Wie notwendig der ist, zeigt ein Blick in die Nachrichten. In Afghanistan breiten sich die alten Kräfte wieder aus. Im Irak werden fast täglich Anschläge auf USTruppen verübt. Bald werden dort seit der Einnahme Bagdads mehr Amerikaner gestorben sein als während der gesamten Intervention. Von Osama bin Laden und Saddam Hussein fehlt jede Spur. Ebenso aussichtslos scheint es, die angeblich so bedrohlichen irakischen Massenvernichtungswaffen zu finden. Die Konflikte mit Nordkorea und dem Iran schwelen vor sich hin. Hinzu kommen Rekordzahlen beim Haushaltsdefizit und bei der Arbeitslosigkeit. Bush hat zwei Kriege gewonnen. Trotzdem befindet er sich in der Defensive. Der Unmut der Amerikaner wächst.

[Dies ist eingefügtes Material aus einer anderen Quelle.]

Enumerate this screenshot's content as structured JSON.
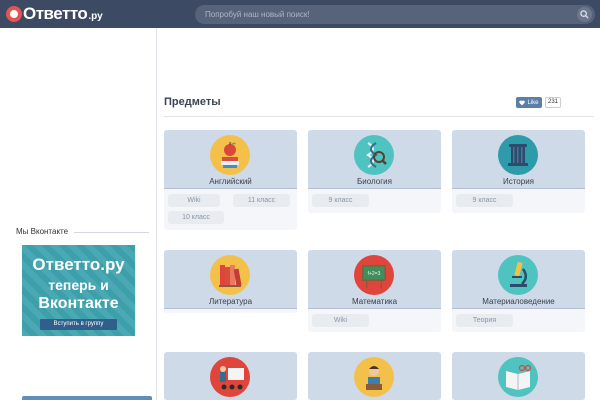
{
  "header": {
    "logo_text": "Ответто",
    "logo_tld": ".ру",
    "search_placeholder": "Попробуй наш новый поиск!"
  },
  "sidebar": {
    "vk_title": "Мы Вконтакте",
    "banner": {
      "line1": "Ответто.ру",
      "line2": "теперь и",
      "line3": "Вконтакте",
      "join_label": "Вступить в группу"
    }
  },
  "main": {
    "title": "Предметы",
    "like_label": "Like",
    "like_count": "231",
    "subjects": [
      {
        "name": "Английский",
        "icon": "apple-books-icon",
        "tags": [
          "Wiki",
          "11 класс",
          "10 класс"
        ]
      },
      {
        "name": "Биология",
        "icon": "dna-magnifier-icon",
        "tags": [
          "9 класс"
        ]
      },
      {
        "name": "История",
        "icon": "column-icon",
        "tags": [
          "9 класс"
        ]
      },
      {
        "name": "Литература",
        "icon": "books-icon",
        "tags": []
      },
      {
        "name": "Математика",
        "icon": "blackboard-icon",
        "tags": [
          "Wiki"
        ]
      },
      {
        "name": "Материаловедение",
        "icon": "microscope-icon",
        "tags": [
          "Теория"
        ]
      },
      {
        "name": "",
        "icon": "presenter-icon",
        "tags": []
      },
      {
        "name": "",
        "icon": "teacher-icon",
        "tags": []
      },
      {
        "name": "",
        "icon": "open-book-icon",
        "tags": []
      }
    ]
  },
  "colors": {
    "header_bg": "#3c4a63",
    "card_top": "#cfdae9",
    "accent": "#5b7fa6"
  }
}
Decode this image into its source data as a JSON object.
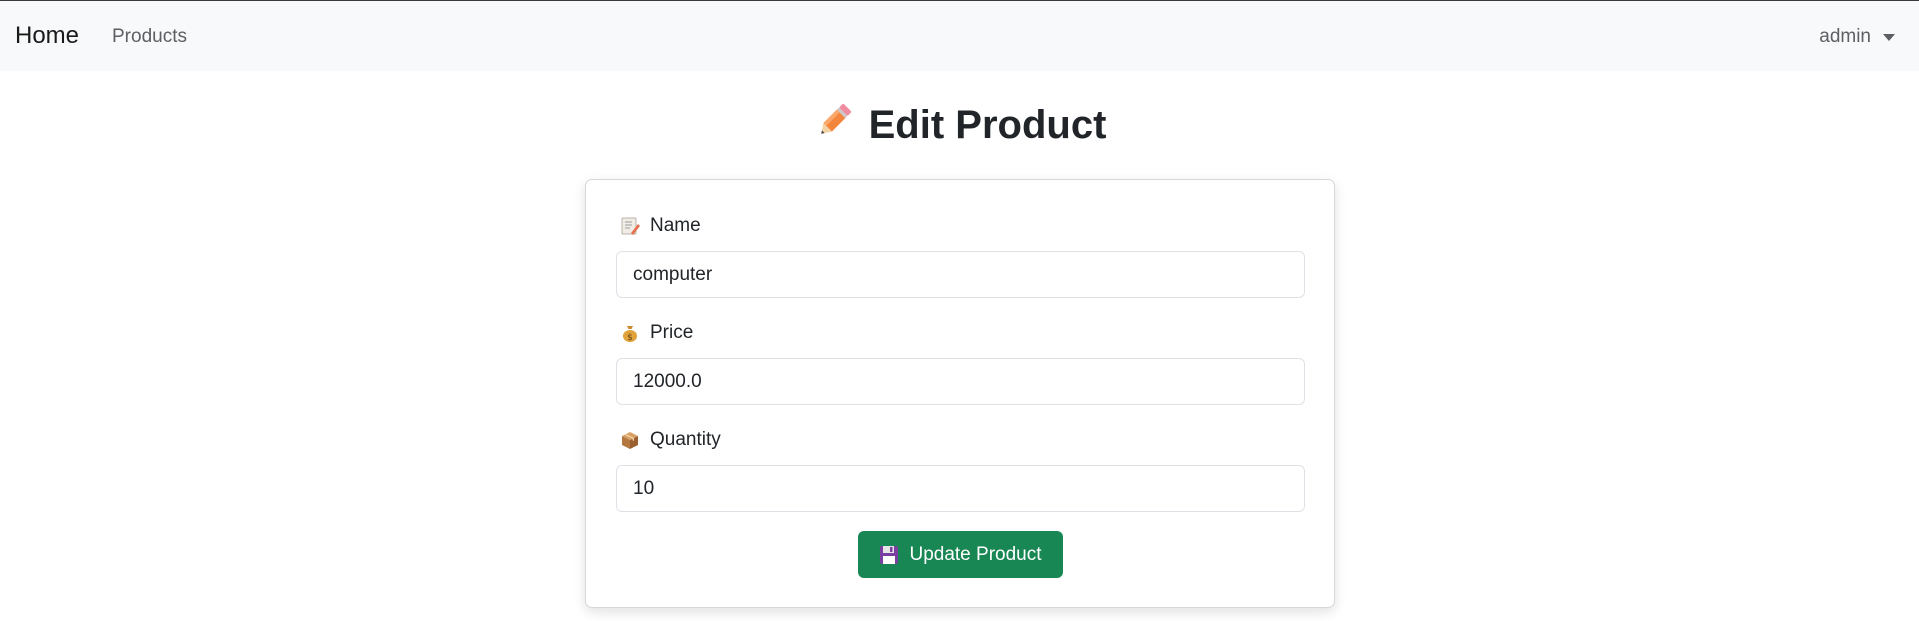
{
  "navbar": {
    "brand": "Home",
    "links": [
      "Products"
    ],
    "user": "admin"
  },
  "page": {
    "title": "Edit Product",
    "title_icon": "pencil-icon"
  },
  "form": {
    "name": {
      "label": "Name",
      "icon": "memo-icon",
      "value": "computer"
    },
    "price": {
      "label": "Price",
      "icon": "money-bag-icon",
      "value": "12000.0"
    },
    "quantity": {
      "label": "Quantity",
      "icon": "package-icon",
      "value": "10"
    },
    "submit": {
      "label": "Update Product",
      "icon": "floppy-disk-icon"
    }
  },
  "colors": {
    "navbar_bg": "#f8f9fa",
    "button_bg": "#198754"
  }
}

Jetzt bürdet sich Bush einen weiteren Problemherd auf. Morgen fliegt er nach Afrika. Zwar sind die fünf Länder, die er besucht, relativ stabil – Südafrika und Nigeria sind die beiden mächtigsten, die Entwicklungen in Senegal, Uganda und Botswana lassen hoffen. Aber in der öffentlichen Wahrnehmung wird die Reise von all den Kriegen und Katastrophen des Kontinents überschattet. Die Aufzählung hat einen beliebigen Anfang und kein echtes Ende: Aids-Epidemie, Hungersnot in Zimbabwe und Äthiopien, Gemetzel im Kongo, Krankheiten und Flüchtlingsströme als Folge der Bürgerkriege in Guinea, Sierra Leone, der Elfenbeinküste und Liberia. Egal, was Bush sagt, verspricht und tut, es wird zu wenig sein. Gewinnen kann er auf dieser Reise nicht. Keiner könnte das. Von jeder Geste wird es heißen, sie sei nur ein Tropfen auf den heißen Stein. Gut möglich, dass Amerika demnächst ein paar hundert Soldaten, zeitlich befristet, nach Liberia schickt.

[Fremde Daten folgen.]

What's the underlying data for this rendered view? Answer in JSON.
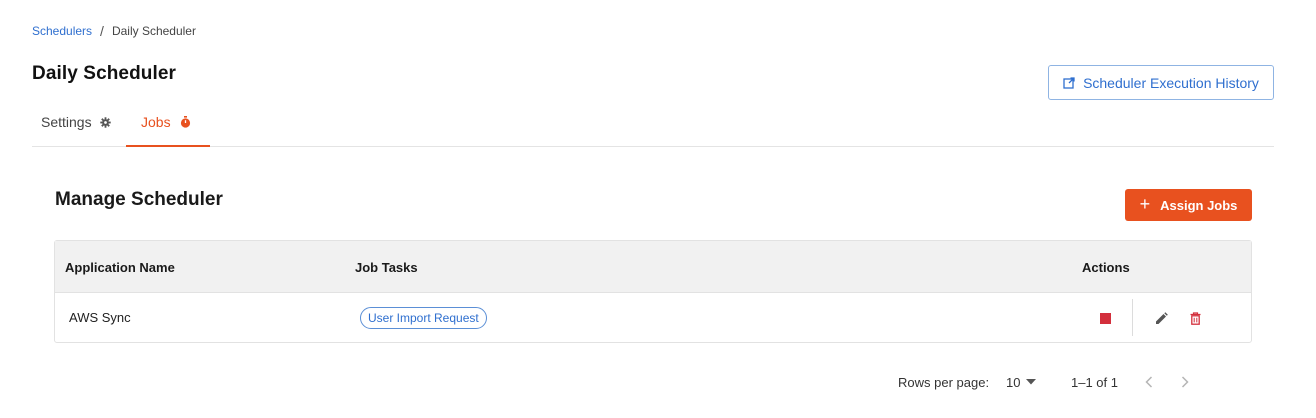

Ist Bush ein Narr oder besonders durchtrieben? Warum tut er sich den Tort an? Will er ablenken von dem heimischen Sorgenberg? Will er Wählerstimmen schwarzer Amerikaner fangen? Will er sein Cowboy-Image loswerden? Es fällt leicht, den US-Präsidenten taktischer Motive zu verdächtigen. Frei davon ist er wohl kaum. Doch das sollte den Blick auf die positiven Seiten seines Engagements nicht verstellen. Im Vordergrund steht die Hilfszusage zur Aids-Bekämpfung in Höhe von 15 Milliarden Dollar. Dieses Volumen setzt einen Maßstab, der andere reiche Nationen knickerig wirken lässt. Sollte sich Bush zu einer humanitären Intervention in Liberia entschließen, wäre das ebenfalls beachtlich. Daheim würde er deswegen einer Überstrapazierung der US-Streitkräfte geziehen. Populär wäre ein solcher Schritt keineswegs.

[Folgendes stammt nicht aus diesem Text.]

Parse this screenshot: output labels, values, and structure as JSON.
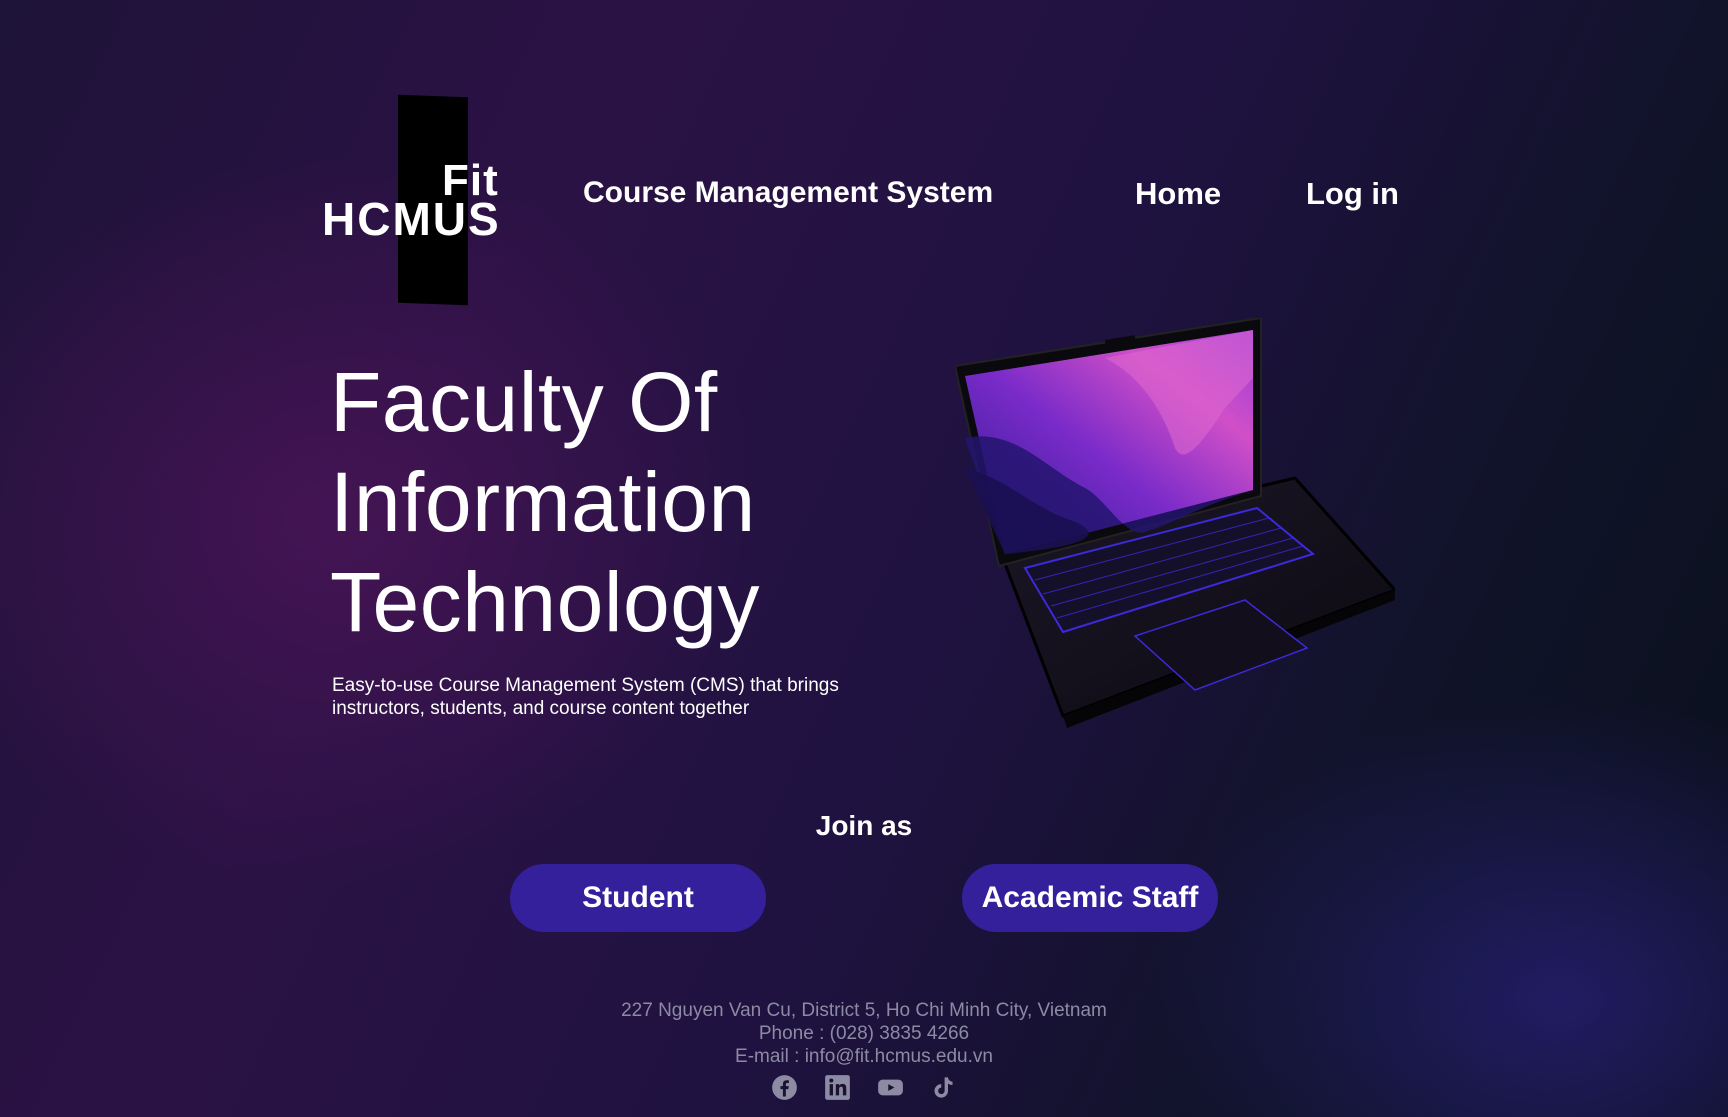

Allein Truppen zu schicken und Gelder, rückt Erste und Dritte Welt jedoch nicht näher zusammen. Am wichtigsten für Afrika wäre eine neue transatlantische Initiative zur Reduzierung der europäischen und amerikanischen Agrarsubventionen. Sie sind das größte Hindernis beim Aufbau eines afrikanischen Agrarmarktes. Das Thema ist heikel. Sollte Bush es ansprechen, könnte er damit auch in Europa eine entwicklungspolitische Debatte anstoßen, die vielen Beteiligten ungelegen kommt, die aber bitter notwendig ist. Die Vermutung drängt sich auf, dass dieser US-Präsident tatsächlich ein Überzeugungstäter ist. Das macht ihn radikal, manchmal borniert und ziemlich rücksichtslos – im Schlechten wie im Guten.